In SOUTH OF THE CLOUDS, Mr. Faison describes his experiences as a student at Shaanxi Teachers University in Xi'an, then as a journalist in China for most of 1987 to 1999. He cuts his reportorial teeth at the Hong Kong Standard and the South China Morning Post, then moves to the New York Times where he works as a roving reporter out of Beijing before being elevated to Shanghai Bureau Chief.
Mr. Faison's writings are loosely connected vignettes, drawn from the wealth of people and events he experienced during China's economic and cultural opening in the 1990's. As a result, his stories range widely over the Chinese terrain, not just geographically, but also politically and culturally. We see up close and from the inside the events at Tiananmen Square in mid-1989, DVD piracy in Guangdong Province, the Falun Gong sect in Yunnan Province, the Chinese government's actions in Tibet, illegal immigration to the U.S. from Fujian Province, homosexuality in Shanghai, and transsexuality in Beijing. In each instance, however, Mr. Faison gives us more than just reportorial narrative. His are intensely personal stories, first-hand accounts of Chinese life told by the people who have been living them. We meet a policeman in Xi'an, a gay professor in Shanghai, a video pirate in Guangdong, a renowned transsexual choreographer, a Fujianese woman who risked everything to help send her husband to New York, and a Falun Gong practitioner whose life was changed by their version of qi gong.
The author's personal story connects these various threads into a whole cloth. As Mr. Faison learns more and more about Chinese culture and life, he grapples with issues in his own life: a sense of not being sufficiently masculine, fear of emotional closeness, need for acceptance as a Westerner in China, and a sense of meaning and purpose. His slow discovery of China coincides with his own discovery of self, a journey that leads him through sexual relationships with Chinese women, a near addiction to sauna massages, an intense relationship with the transsexual Jin Xing, and a flirtation with Buddhism resulting from a trip to Lhasa.

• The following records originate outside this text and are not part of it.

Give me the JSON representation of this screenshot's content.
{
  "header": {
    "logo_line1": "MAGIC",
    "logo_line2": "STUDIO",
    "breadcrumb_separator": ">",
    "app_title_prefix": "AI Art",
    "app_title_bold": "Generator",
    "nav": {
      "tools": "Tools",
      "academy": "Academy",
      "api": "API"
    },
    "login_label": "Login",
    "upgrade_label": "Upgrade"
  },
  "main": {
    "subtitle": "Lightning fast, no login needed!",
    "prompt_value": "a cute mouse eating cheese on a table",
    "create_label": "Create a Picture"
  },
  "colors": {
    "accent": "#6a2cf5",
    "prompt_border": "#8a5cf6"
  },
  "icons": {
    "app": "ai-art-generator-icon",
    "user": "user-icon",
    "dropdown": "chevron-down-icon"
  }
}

A return visit to Tibet in search of the opportunity to witness a Whitmanesque sky burial appears to create the necessary epiphany, the "St. Paul struck by lightning" moment, when the author realizes he is ready to move on to the next stage of his life, to accept himself for what he is and to commit himself to another person.
SOUTH OF THE CLOUDS is an engaging and highly readable story of China, its people, and one man's struggle to understand both that world and himself. Mr. Faison gently recaps China's recent history through the stories of individual citizens, exposing everyday elements of Chinese culture as well as selected aspects of its underside. Having lived in China (Suzhou) off and on since 2001, I can attest to his deft touch in bringing the character of the country and its people to life. I sometimes felt I could see the people he met even as I read about them, imagining their faces and body language and behaviors.
As almost anyone who has spent real time in China will say, the experience is life-changing. Seth Faison illustrates how and why. I heartily recommend SOUTH OF THE CLOUDS to anyone seeking a deeper understanding of modern China and the life and culture and hopes and fears and dreams of its people.